Despite the nits, my girlfriend and I enjoyed this, including Scully's "yah yah" remark and Mulder's fake excited "Daniel Masachi!" enthusiasm.


By D. Stuart on Tuesday, May 15, 2001 - 2:50 pm:

They missed such a grand, perfect opportunity to have Esther's cyber-consciousness from the episode "Kill Switch" return and infect this somewhat metaphysical, currently impracticably realistic holographic scenario/arena. As it stands, the episode is mediocre, at least in my opinion. By the way, the actress portraying the female programmer/designer is the same actress who appeared on those nicotine patch commercials.


By Kail on Friday, July 26, 2002 - 5:37 pm:

This has got to be the worst X-File to date. I thought "3" was bad, but this..... I couldn't believe this was an actual episode. Who wrote it, Carter's 13 year old nephew? No wonder Duchovny left after this season.

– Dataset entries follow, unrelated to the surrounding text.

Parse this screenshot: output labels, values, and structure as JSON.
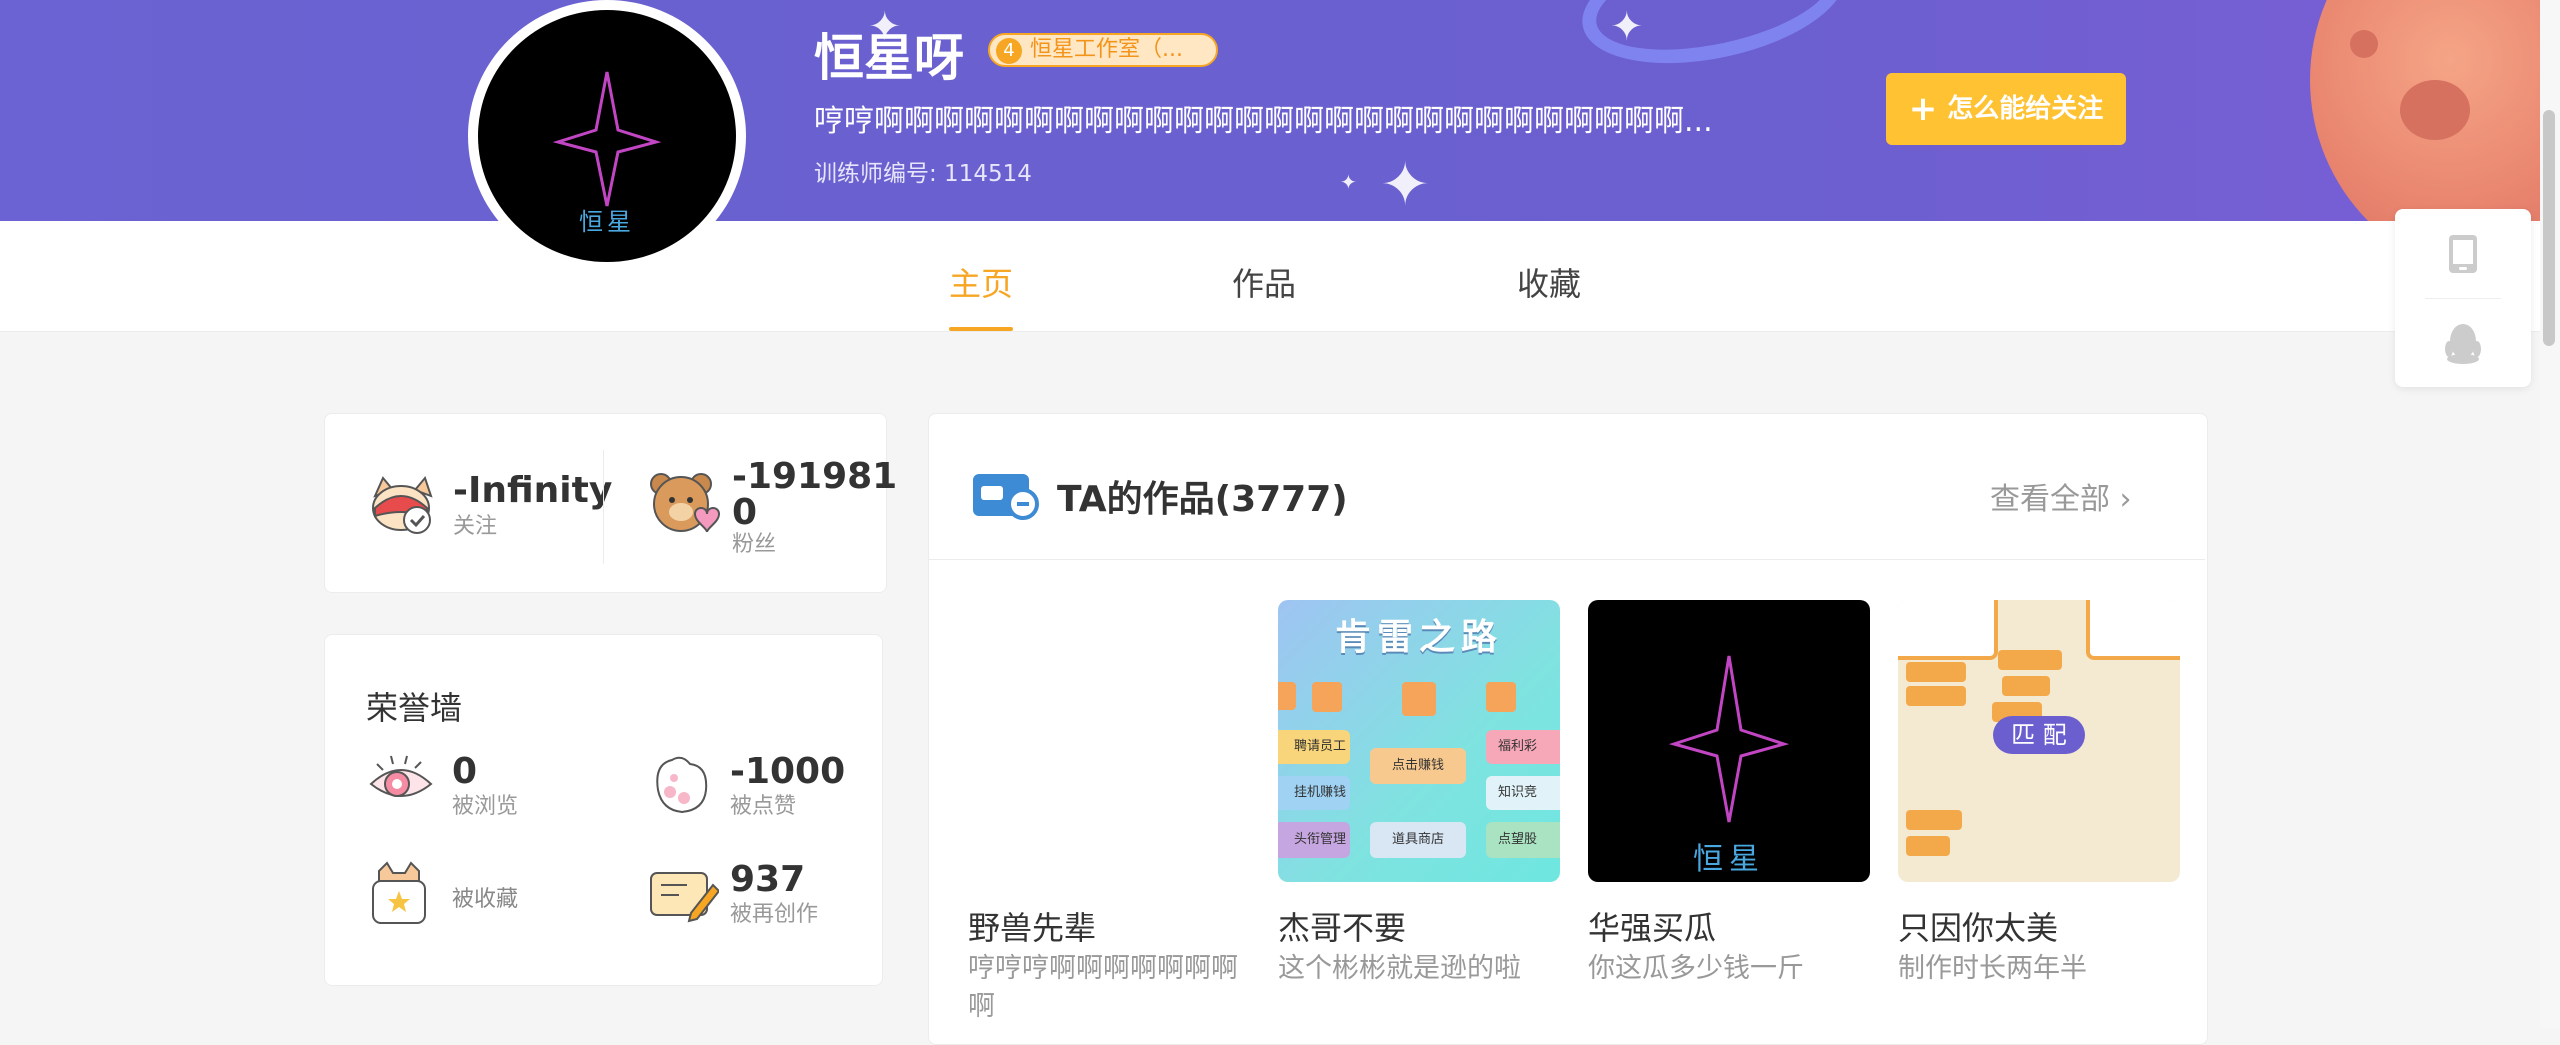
{
  "profile": {
    "name": "恒星呀",
    "studio_badge_num": "4",
    "studio_badge": "恒星工作室（...",
    "bio": "哼哼啊啊啊啊啊啊啊啊啊啊啊啊啊啊啊啊啊啊啊啊啊啊啊啊啊啊啊...",
    "trainer_id": "训练师编号: 114514",
    "avatar_text": "恒星",
    "follow_button": "怎么能给关注"
  },
  "tabs": [
    {
      "label": "主页",
      "active": true
    },
    {
      "label": "作品",
      "active": false
    },
    {
      "label": "收藏",
      "active": false
    }
  ],
  "stats": {
    "following_value": "-Infinity",
    "following_label": "关注",
    "fans_value_line1": "-191981",
    "fans_value_line2": "0",
    "fans_label": "粉丝"
  },
  "honor": {
    "title": "荣誉墙",
    "views_value": "0",
    "views_label": "被浏览",
    "likes_value": "-1000",
    "likes_label": "被点赞",
    "favorites_label": "被收藏",
    "recreate_value": "937",
    "recreate_label": "被再创作"
  },
  "works": {
    "title": "TA的作品(3777)",
    "see_all": "查看全部",
    "items": [
      {
        "title": "野兽先辈",
        "desc_line1": "哼哼哼啊啊啊啊啊啊啊",
        "desc_line2": "啊"
      },
      {
        "title": "杰哥不要",
        "desc_line1": "这个彬彬就是逊的啦"
      },
      {
        "title": "华强买瓜",
        "desc_line1": "你这瓜多少钱一斤"
      },
      {
        "title": "只因你太美",
        "desc_line1": "制作时长两年半"
      }
    ],
    "thumb2": {
      "heading": "肯雷之路",
      "buttons": [
        "聘请员工",
        "点击赚钱",
        "福利彩",
        "挂机赚钱",
        "知识竞",
        "头衔管理",
        "道具商店",
        "点望股"
      ]
    },
    "thumb3": {
      "text": "恒星"
    },
    "thumb4": {
      "match_label": "匹 配"
    }
  },
  "colors": {
    "accent": "#f6a623",
    "banner": "#6a60cf",
    "follow_button": "#ffc233"
  },
  "icons": {
    "side_float": [
      "phone-icon",
      "qq-penguin-icon"
    ]
  }
}
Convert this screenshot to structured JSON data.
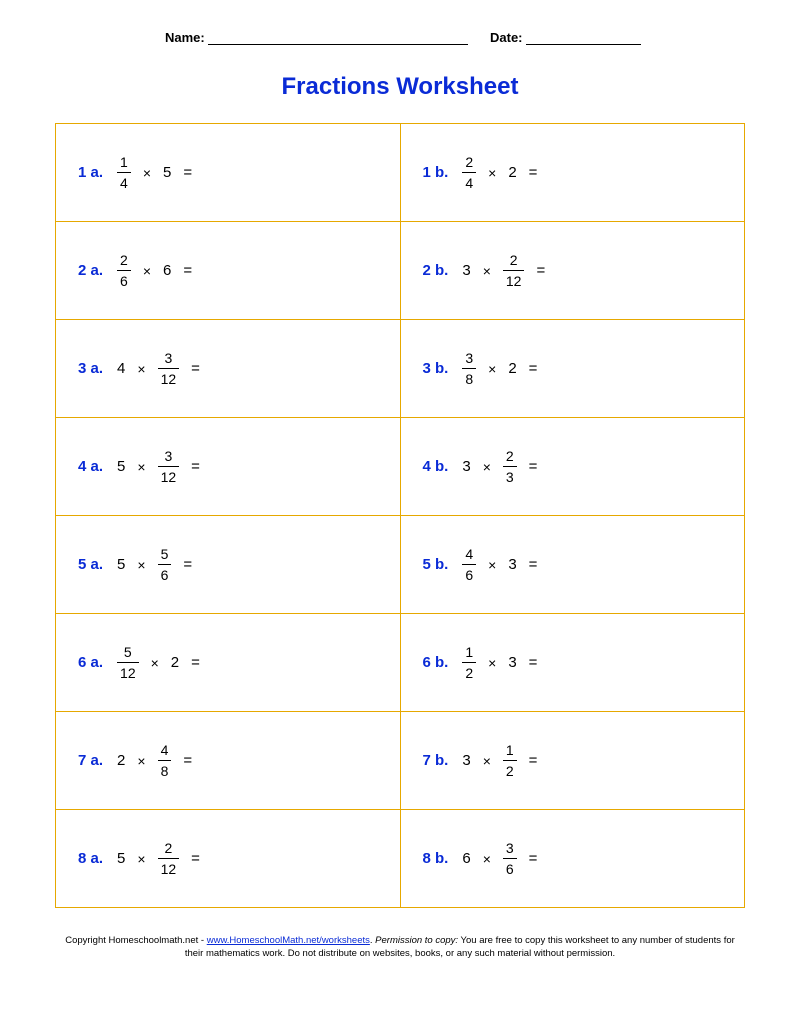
{
  "header": {
    "name_label": "Name:",
    "date_label": "Date:"
  },
  "title": "Fractions Worksheet",
  "problems": [
    [
      {
        "label": "1 a.",
        "type": "frac_first",
        "num": "1",
        "den": "4",
        "whole": "5"
      },
      {
        "label": "1 b.",
        "type": "frac_first",
        "num": "2",
        "den": "4",
        "whole": "2"
      }
    ],
    [
      {
        "label": "2 a.",
        "type": "frac_first",
        "num": "2",
        "den": "6",
        "whole": "6"
      },
      {
        "label": "2 b.",
        "type": "whole_first",
        "whole": "3",
        "num": "2",
        "den": "12"
      }
    ],
    [
      {
        "label": "3 a.",
        "type": "whole_first",
        "whole": "4",
        "num": "3",
        "den": "12"
      },
      {
        "label": "3 b.",
        "type": "frac_first",
        "num": "3",
        "den": "8",
        "whole": "2"
      }
    ],
    [
      {
        "label": "4 a.",
        "type": "whole_first",
        "whole": "5",
        "num": "3",
        "den": "12"
      },
      {
        "label": "4 b.",
        "type": "whole_first",
        "whole": "3",
        "num": "2",
        "den": "3"
      }
    ],
    [
      {
        "label": "5 a.",
        "type": "whole_first",
        "whole": "5",
        "num": "5",
        "den": "6"
      },
      {
        "label": "5 b.",
        "type": "frac_first",
        "num": "4",
        "den": "6",
        "whole": "3"
      }
    ],
    [
      {
        "label": "6 a.",
        "type": "frac_first",
        "num": "5",
        "den": "12",
        "whole": "2"
      },
      {
        "label": "6 b.",
        "type": "frac_first",
        "num": "1",
        "den": "2",
        "whole": "3"
      }
    ],
    [
      {
        "label": "7 a.",
        "type": "whole_first",
        "whole": "2",
        "num": "4",
        "den": "8"
      },
      {
        "label": "7 b.",
        "type": "whole_first",
        "whole": "3",
        "num": "1",
        "den": "2"
      }
    ],
    [
      {
        "label": "8 a.",
        "type": "whole_first",
        "whole": "5",
        "num": "2",
        "den": "12"
      },
      {
        "label": "8 b.",
        "type": "whole_first",
        "whole": "6",
        "num": "3",
        "den": "6"
      }
    ]
  ],
  "symbols": {
    "times": "×",
    "equals": "="
  },
  "footer": {
    "copyright_prefix": "Copyright Homeschoolmath.net - ",
    "link_text": "www.HomeschoolMath.net/worksheets",
    "period": ".  ",
    "permission_label": "Permission to copy:",
    "permission_text": " You are free to copy this worksheet to any number of students for their mathematics work. Do not distribute on websites, books, or any such material without permission."
  }
}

He saw the writing on the wall.


By D. Stuart on Saturday, April 12, 2003 - 1:00 pm:

After catching a few episodes of "The Prisoner," I realized the similarity between this episode and "Living in Harmony" pertaining to the said '60s/Patrick McGoohan cult series are quite evidential. However, it is the episode of "The Prisoner" that makes more logical sense, believe it or not.